Pope Francis Apologizes to Pentecostals

Jul 31st, 2014 | By | Category: Unity in the News

Pope Francis and Giovanni Traettino

On Monday, July 28, Pope Francis traveled to Caserta, Italy, and in an historical event met with nearly 350 Pentecostal Christians, among whom was the Rev. Giovanni Traettino, a friend of Pope Francis’s from his days as Cardinal Bergoglio. News stories about this visit can be found here and here. After the event, Rev. Traettino spoke with Vatican Radio, describing his reaction and the nature of the visit.

The text of Pope Francis’s address to these Pentecostals can be found here. In the first part of his address, he talked about the importance of walking with God in faith, and how that contrasts with turning this way and that, or not having the courage to act in faith. Walking with God, explained Pope Francis, brings fraternity and thus unity, but not uniformity. Here Pope Francis contrasted diversity and division. The Holy Spirit produces the former, but Satan and envy bring the latter.

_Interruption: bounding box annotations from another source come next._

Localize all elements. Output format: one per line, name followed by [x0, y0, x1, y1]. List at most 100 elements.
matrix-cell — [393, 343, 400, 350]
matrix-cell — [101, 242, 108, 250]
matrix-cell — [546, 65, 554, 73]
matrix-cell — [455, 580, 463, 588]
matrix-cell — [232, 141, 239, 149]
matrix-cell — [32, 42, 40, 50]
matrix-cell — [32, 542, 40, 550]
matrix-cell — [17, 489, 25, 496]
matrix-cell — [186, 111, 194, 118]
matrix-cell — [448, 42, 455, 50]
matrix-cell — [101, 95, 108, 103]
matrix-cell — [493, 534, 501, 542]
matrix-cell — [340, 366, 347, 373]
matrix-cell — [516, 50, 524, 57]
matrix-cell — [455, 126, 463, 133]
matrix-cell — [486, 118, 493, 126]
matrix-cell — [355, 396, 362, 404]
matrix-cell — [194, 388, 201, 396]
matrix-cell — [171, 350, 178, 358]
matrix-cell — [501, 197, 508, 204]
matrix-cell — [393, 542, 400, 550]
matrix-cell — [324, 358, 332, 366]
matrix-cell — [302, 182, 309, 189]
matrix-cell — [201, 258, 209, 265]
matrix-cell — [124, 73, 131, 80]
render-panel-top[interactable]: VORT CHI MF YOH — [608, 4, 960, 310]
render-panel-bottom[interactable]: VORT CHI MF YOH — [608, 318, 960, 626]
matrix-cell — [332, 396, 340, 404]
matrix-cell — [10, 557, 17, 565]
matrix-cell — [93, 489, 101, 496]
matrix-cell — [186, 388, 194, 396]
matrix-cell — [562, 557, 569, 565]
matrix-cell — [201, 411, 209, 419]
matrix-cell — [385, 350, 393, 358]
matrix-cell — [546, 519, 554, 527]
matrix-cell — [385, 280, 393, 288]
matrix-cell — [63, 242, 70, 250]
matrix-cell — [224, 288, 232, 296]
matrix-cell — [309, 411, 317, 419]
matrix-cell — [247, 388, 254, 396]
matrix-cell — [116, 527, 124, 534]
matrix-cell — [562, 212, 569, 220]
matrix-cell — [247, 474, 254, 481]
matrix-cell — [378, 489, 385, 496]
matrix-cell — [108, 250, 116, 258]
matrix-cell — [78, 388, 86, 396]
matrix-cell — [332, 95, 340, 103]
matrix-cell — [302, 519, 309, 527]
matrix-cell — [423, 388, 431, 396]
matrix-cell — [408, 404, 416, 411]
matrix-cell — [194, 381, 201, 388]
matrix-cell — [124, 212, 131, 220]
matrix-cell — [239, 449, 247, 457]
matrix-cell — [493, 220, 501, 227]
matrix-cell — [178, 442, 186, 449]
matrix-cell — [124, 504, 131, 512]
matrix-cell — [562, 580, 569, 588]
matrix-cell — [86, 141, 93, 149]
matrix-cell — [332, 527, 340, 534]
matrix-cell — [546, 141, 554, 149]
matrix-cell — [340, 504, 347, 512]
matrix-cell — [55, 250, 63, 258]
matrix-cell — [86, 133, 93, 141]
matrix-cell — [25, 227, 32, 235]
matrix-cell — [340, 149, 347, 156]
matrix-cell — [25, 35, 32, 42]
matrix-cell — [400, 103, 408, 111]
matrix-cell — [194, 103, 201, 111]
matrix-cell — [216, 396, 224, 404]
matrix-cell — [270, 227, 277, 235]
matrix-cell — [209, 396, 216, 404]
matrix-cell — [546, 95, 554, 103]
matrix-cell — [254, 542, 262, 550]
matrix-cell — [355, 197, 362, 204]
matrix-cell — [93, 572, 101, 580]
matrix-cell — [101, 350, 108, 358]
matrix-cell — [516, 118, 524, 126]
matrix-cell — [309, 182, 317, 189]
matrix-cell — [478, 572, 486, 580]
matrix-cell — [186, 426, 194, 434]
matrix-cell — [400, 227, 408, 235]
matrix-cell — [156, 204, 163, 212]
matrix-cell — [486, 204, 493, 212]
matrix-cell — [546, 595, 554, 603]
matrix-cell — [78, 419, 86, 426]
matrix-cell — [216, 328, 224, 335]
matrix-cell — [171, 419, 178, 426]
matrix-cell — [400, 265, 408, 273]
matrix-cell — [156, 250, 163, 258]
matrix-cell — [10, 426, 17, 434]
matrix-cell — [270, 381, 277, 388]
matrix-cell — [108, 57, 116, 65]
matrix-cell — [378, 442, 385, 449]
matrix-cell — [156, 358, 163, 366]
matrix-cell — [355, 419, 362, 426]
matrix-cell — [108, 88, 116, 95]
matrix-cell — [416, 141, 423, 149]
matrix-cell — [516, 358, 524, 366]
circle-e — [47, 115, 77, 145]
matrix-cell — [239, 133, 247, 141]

Later in his address Pope Francis apologized for the persecution of Pentecostals by some Catholics in Italy earlier in the twentieth century. He said:

Some of those who made these laws and some of those who persecuted, denounced their Pentecostal brothers because they were “enthusiasts,” almost “madmen” who ruined the race, some were Catholics … I am the Pastor of Catholics: I ask forgiveness for this! I ask forgiveness or those Catholic brothers and sisters who did not understand and who were tempted by the devil and did the same thing that Joseph’s brothers did. I ask the Lord to He give us the grace to admit and forgive …

In response, the Rev. Dr. Geoff Tunnicliffe, Secretary General of the World Evangelical Alliance, apologized on behalf of Evangelicals for past discriminations against Catholics. (See also here.)

What is beautiful to see here is the mutual charity, sincerity, and humility. This is what genuine ecumenism looks like, dialogue in mutual charity and respect without invective or animosity, finding and affirming common ground without compromising one’s beliefs against one’s conscience. Of course there remain significant doctrinal differences between Pope Francis and the Pentecostals with whom he met. But the journey toward working through what still divides them can be fruitful in the long-run only when it is situated in a context of committed and mutual love and sincerity of the sort we saw in Caserta. Let us pray that the personal and charitable dynamic exhibited between Pope Francis and these Pentecostals will be one that also characterizes the dialogue between Catholics and members of the Reformed and other Protestant traditions, and that these encounters will bring about the true unity for which Christ prayed in John 17.